You went into it for the glory but you’ve ended up with heartache. You can’t win. Even if you’ve won something, they’ll hate you next year if you don’t do it again. And on the plus side, you get a parking space.

You quickly learn that it’s not about making money, unless you’re called Glazer. It’s about breaking even, not incurring big losses while paying all the bills and making sure you don’t go bust. Make a loss, and you’ve got to dip into your own pocket. You won’t get any thanks. Players will happily fleece you and put you into bankruptcy without a second thought. You’re a sap to be stripped of all your assets.

So why do it? Prestige perhaps, but only to a degree. We have made it this way. You are out of your financial league.

If you lucked out and have got a great manager and some gems, you may say hello to mid-table Premier League mediocrity and wait for one of the behemoths to melt down. If things go wrong you will be hated and your name will be used in an insulting song; if things go right, everyone will love you, though not as much as the players. You have to want to do it and go into it with your eyes wide open. It will be hard and the buck stops with you. There will be bleak periods and occasional sunlit uplands.

The club is more than a business. It’s a civic institution in a way that no other is. You’re not the boss of a company, though sometimes you are. Even if you have infinite money, you are not insulated from the mockery or failure that others with far less money suffer. Your money will gain you no respect and don’t expect it to.

Suspicions are everywhere.
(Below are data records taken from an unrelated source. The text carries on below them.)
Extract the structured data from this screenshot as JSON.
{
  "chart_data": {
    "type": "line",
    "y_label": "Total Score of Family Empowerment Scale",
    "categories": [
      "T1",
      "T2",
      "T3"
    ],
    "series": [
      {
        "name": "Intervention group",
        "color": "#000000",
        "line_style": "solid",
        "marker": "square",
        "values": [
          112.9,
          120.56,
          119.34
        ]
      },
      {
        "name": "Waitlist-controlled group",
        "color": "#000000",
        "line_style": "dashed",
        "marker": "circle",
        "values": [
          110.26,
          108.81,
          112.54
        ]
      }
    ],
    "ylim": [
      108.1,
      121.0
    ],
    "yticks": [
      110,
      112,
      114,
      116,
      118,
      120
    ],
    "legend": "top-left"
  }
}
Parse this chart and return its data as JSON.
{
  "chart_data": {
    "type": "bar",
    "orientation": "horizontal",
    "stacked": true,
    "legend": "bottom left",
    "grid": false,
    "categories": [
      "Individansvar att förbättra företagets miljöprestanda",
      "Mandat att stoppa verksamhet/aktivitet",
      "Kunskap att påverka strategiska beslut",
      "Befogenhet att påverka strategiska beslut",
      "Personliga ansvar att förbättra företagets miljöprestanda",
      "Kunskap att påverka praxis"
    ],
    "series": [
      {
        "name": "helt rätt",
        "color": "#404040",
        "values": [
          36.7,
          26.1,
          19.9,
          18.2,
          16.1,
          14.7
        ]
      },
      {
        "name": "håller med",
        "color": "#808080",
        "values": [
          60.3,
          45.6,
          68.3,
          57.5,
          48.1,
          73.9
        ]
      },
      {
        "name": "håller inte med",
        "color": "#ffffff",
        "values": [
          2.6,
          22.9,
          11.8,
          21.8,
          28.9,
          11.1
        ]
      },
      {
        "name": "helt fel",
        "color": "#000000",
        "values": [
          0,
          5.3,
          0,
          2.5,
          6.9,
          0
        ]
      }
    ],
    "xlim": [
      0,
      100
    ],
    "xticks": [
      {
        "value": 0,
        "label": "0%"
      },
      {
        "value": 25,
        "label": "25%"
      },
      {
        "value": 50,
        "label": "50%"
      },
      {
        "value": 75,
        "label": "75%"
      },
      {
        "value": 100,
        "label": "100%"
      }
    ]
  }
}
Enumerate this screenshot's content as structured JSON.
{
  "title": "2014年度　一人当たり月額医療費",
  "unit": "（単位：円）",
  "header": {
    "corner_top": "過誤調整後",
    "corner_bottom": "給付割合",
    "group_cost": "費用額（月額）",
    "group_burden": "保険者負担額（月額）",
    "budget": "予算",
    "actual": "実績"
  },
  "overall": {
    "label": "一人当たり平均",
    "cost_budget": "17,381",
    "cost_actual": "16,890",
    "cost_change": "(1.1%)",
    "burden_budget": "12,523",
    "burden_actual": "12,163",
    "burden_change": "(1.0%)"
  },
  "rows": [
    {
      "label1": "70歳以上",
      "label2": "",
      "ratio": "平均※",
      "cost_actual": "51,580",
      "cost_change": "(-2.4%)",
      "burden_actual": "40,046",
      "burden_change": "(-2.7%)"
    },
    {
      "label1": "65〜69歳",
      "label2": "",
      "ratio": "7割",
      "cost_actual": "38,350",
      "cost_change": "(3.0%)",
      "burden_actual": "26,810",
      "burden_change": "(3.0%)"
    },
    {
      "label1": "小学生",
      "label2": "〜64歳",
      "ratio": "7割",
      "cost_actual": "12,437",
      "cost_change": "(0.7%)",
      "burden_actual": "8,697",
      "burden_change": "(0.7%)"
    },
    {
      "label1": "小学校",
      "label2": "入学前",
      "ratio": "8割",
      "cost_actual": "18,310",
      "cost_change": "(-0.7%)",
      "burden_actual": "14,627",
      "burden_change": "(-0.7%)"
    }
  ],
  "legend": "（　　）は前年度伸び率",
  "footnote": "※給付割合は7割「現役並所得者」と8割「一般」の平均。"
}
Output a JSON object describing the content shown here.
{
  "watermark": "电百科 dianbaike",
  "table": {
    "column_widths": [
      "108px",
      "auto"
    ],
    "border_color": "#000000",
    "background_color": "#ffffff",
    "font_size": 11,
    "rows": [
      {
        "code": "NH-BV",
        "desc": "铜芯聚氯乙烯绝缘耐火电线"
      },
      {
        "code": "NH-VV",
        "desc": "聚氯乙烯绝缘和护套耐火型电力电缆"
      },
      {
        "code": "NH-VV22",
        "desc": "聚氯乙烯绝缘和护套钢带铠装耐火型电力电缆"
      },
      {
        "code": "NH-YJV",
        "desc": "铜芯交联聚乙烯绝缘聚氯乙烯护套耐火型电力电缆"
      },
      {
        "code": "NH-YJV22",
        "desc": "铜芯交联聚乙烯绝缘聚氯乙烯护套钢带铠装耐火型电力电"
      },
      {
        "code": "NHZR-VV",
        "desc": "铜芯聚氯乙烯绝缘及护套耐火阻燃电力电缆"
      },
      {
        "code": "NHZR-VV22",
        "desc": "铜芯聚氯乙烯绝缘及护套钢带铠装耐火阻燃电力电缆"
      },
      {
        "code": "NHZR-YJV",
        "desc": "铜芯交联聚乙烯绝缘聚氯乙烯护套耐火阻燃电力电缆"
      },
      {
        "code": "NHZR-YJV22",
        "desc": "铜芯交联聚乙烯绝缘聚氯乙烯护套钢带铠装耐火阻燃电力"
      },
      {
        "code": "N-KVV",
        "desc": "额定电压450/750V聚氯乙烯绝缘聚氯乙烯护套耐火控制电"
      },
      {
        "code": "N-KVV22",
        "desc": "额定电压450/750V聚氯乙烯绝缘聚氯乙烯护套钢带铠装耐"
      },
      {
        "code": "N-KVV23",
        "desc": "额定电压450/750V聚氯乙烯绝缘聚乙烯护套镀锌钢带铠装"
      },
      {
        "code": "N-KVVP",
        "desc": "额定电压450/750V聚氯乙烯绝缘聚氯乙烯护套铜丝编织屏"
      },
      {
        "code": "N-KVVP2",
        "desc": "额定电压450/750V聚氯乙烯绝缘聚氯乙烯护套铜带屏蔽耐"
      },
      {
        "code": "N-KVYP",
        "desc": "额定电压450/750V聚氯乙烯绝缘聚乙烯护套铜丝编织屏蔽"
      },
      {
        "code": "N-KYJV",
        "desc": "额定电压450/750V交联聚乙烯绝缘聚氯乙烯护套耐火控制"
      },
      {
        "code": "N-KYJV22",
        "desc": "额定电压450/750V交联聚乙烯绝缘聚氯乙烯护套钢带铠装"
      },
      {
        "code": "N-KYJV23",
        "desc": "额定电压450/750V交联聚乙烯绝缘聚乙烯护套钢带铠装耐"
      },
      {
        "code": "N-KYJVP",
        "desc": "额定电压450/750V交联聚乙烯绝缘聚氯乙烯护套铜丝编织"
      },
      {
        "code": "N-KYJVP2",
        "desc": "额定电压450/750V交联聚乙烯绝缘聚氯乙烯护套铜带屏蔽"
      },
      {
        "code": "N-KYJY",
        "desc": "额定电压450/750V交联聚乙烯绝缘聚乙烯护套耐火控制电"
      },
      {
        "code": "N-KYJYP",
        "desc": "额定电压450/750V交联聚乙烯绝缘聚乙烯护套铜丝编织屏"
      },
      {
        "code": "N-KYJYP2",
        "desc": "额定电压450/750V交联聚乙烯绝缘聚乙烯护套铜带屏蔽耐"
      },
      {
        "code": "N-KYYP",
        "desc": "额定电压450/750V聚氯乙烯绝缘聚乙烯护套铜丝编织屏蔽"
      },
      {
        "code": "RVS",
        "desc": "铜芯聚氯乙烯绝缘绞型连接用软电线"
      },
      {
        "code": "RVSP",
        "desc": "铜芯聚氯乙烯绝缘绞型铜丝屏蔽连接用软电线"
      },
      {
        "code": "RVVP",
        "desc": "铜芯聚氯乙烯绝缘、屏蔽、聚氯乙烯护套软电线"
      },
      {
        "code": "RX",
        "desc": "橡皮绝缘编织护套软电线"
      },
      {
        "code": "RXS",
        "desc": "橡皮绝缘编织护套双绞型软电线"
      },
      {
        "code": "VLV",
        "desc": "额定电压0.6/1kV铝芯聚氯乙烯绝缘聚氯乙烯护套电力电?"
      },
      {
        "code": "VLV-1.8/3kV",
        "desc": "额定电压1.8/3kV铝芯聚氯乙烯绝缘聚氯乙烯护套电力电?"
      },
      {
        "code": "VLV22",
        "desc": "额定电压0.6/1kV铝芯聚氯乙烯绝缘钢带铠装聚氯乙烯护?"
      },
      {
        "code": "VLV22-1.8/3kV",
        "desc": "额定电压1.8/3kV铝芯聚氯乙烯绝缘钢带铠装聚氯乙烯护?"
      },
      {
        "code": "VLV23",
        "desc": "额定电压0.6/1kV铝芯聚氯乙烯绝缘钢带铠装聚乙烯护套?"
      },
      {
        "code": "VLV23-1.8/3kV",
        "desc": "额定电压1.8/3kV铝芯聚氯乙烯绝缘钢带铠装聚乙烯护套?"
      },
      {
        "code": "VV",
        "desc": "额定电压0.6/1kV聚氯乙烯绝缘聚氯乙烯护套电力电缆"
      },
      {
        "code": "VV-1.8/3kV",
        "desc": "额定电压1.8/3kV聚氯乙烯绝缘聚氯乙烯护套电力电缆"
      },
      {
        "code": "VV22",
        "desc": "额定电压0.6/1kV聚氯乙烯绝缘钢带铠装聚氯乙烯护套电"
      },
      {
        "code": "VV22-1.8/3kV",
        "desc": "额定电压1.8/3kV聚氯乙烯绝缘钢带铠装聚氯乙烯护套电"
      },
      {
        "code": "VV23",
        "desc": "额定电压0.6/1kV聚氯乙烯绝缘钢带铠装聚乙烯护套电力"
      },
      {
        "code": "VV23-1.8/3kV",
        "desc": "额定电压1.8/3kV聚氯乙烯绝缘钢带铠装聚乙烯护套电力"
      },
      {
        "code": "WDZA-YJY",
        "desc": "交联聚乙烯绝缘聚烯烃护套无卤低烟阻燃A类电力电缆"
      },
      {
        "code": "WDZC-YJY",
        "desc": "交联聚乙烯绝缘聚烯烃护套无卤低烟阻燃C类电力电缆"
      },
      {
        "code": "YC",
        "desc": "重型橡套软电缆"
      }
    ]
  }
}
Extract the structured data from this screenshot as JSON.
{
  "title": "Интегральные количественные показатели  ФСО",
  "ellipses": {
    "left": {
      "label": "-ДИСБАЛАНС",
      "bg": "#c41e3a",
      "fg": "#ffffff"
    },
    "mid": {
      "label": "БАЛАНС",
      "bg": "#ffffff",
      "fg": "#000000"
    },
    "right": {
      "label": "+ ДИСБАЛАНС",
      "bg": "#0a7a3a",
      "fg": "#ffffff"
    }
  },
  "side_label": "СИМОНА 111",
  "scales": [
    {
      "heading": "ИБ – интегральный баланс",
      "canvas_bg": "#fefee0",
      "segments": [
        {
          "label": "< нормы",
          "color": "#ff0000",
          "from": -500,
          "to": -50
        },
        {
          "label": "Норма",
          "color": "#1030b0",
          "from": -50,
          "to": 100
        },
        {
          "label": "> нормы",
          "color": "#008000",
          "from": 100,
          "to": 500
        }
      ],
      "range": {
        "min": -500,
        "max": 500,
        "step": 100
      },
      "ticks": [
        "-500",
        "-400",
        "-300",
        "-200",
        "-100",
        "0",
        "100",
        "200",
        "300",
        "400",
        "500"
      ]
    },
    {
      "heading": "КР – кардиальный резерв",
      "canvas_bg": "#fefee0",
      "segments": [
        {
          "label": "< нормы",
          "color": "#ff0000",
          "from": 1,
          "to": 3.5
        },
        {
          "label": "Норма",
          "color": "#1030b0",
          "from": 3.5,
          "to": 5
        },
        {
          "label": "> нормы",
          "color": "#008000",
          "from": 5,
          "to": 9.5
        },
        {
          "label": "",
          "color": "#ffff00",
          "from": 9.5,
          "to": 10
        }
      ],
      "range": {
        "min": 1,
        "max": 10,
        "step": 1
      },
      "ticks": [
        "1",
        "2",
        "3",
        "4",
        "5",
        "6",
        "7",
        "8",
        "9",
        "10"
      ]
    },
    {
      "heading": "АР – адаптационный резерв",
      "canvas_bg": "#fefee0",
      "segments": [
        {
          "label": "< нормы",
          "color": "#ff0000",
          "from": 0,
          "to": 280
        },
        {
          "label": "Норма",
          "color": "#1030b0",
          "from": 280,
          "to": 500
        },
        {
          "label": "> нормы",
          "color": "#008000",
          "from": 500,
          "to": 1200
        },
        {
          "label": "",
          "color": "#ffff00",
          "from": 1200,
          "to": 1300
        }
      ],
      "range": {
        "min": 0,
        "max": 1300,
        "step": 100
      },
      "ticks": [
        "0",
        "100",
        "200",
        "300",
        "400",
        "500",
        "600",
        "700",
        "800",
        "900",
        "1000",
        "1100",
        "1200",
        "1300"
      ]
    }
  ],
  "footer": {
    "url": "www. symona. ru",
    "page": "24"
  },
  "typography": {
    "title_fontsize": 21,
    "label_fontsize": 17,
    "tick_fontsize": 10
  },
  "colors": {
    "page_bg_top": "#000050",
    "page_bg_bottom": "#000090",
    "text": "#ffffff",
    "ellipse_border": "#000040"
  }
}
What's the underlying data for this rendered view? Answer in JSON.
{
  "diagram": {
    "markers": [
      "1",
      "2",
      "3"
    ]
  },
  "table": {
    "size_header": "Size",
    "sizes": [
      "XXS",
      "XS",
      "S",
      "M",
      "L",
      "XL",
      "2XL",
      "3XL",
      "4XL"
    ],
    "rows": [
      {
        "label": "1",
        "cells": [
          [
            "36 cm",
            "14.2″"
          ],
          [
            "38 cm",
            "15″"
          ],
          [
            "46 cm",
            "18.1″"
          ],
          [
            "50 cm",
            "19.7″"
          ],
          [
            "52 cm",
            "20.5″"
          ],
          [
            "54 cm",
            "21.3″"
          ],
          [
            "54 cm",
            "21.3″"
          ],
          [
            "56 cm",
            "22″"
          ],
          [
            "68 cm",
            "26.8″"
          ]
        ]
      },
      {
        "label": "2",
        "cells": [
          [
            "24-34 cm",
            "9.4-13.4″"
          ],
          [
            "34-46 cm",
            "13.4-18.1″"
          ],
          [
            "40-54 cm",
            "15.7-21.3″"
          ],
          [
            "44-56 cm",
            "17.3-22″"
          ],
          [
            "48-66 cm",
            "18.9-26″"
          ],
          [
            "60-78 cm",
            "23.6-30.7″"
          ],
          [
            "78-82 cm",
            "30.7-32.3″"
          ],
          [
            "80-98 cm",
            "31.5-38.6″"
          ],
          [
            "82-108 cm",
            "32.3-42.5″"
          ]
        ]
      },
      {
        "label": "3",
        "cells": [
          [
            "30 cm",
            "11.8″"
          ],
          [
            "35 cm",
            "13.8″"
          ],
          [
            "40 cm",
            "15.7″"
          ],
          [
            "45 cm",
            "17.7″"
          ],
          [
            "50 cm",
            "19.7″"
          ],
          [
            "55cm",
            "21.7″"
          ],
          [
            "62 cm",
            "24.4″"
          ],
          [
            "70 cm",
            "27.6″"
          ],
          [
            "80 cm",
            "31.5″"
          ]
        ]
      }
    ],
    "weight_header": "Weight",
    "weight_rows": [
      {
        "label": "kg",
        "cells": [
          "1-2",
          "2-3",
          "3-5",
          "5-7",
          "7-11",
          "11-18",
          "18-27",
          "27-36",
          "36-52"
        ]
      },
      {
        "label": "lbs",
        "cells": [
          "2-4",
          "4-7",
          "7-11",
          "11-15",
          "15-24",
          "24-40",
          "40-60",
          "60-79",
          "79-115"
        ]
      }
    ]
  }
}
Refs won’t give you the rub of the green, something that VAR has hardened into belief. If it turns out that you have a star player, you will have to have him sold to a much richer club and will use the money to buy someone who is not as good. You are on a hiding to nothing from the start.

There comes a point that if we make owning a club so difficult and unrewarding, the only owners we will have are Middle Eastern nation wealth funds and sporting portfolios. The days of the local mill owner being the chair are long gone but why put yourself through so much grief?

We need to offer club owners something more than that parking space. A chance to compete should be the minimum aim, but until you go down the divisions we can’t even do that.